I have a list in variable like:
var name_list = some_list
console.log(name_list)
Array[3]
0: Object
name: "Johny"
1: Object
name: "Monty"
2: Object3:
name: "Johny"
I want to get the list with non repetitive list.
How can I do this ?
Update
I tried with this..
var unique_name = [ ...new Set(name_list.map(name => {
return name.name
}))]
It works fine but I want the object that are filtered unique according to name.
Any idea ??
Another approach I don't see in here would be to use a Map
var name_list = [{name: "Johny"}, {name: "Monty"}, {name: "Johny"}];
// Make a mapping of name to object, then pullout objects.

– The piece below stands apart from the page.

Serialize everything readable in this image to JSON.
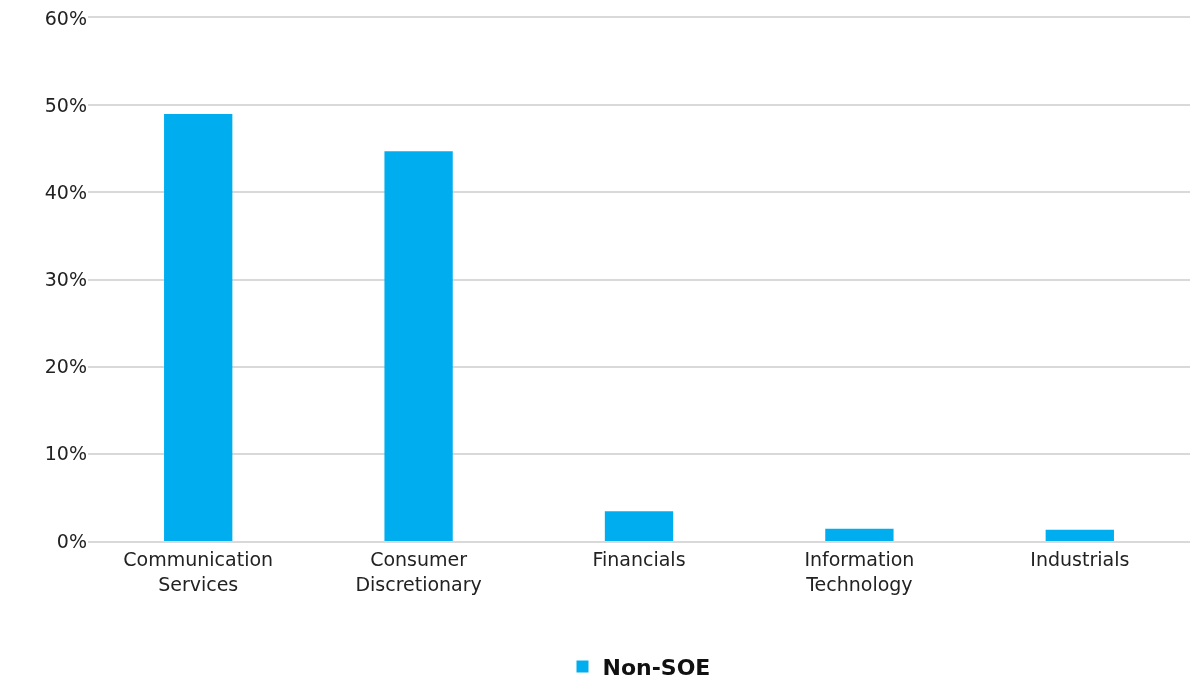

var name_map = new Map(name_list.map(o => [o.name, o]));
var unique_names = [...name_map.values()];
Note, this will take the last object for each name instead of the first, but you could always do name_list.slice().reverse().map( instead of you need specifically the first object found.
reduce over the array keeping a lookup of previous entries to check against.
const arr=[{name:"Johny"},{name:"Monty"},{name:"Johny"}];
function dedupeByKey(arr, key) {
const tmp = {};
return arr.reduce((p, c) => {
const k = c[key];
if (tmp[k]) return p;
tmp[k] = true;
return p.concat(c);
}, []);
}
console.log(dedupeByKey(arr, 'name'));Or you can filter using a similar approach:
const arr=[{name:"Johny"},{name:"Monty"},{name:"Johny"}];
function dedupeByKey(arr, key) {
const temp = arr.map(el => el[key]);
return arr.filter((el, i) =>
temp.indexOf(el[key]) === i
);
}
console.log(dedupeByKey(arr, 'name'));
Filter to keep only those elements which are the first occurrence of the name (in other words, whose index is the same as the index of the first occurrence):
var name_list = [{name: "Johny"}, {name: "Monty"}, {name: "Johny"}];
var filtered = name_list . filter(
(elt, i, a) => i === a.findIndex(
elt2 => elt.name === elt2.name
)
);
document.getElementById('result').textContent = JSON.stringify(filtered);<pre id='result'></pre>This might not be the fastest approach, but it could be the simplest.
You can use this little distinctByProp( theArray, propertyName) function.
I hope it helps
distinctByProp = (theArray, prop) => {
let tempArray = [];
let isFound = obj => tempArray.find( n => n[prop] === obj[prop]);
theArray.forEach( current => !isFound(current) && tempArray.push(current));
return tempArray;
}
Usage is like:
let names_list = [{name: "Johny"}, {name: "Johnyh"}, {name: "Max"}, {name: "Monty"}, {name: "Johnyh"}, {name: "Max"}];
let distinct = distinctByProp(names_list, "name");
console.log(distinct);
I hope it helps
You could use Array#filter().
var name_list = [{ name: "Johny" }, { name: "Monty" }, { name: "Johny" }],
filtered = name_list.filter(a => {
this.my = this.my || Object.create(null);
if (!this.my[a.name]) {
this.my[a.name] = true;
return true;
}
});
document.write('<pre>' + JSON.stringify(filtered, 0, 4) + '</pre>');
Object.create(null) is pointless and your code might fail.
({}) instead of Object.create(null)
This is my resumed form of this type of unique. Not only for one field but for all the root fields of the object.
const unique = l => l.filter(
(e1, i, a) => i === a.findIndex(
e2 => Object.keys(e1)
.map(x => e1[x] === e2[x])
.reduce((x,y) => x && y)
)
)
[ ...new Set(array) ][ ...new Set(array) ]doesn't work?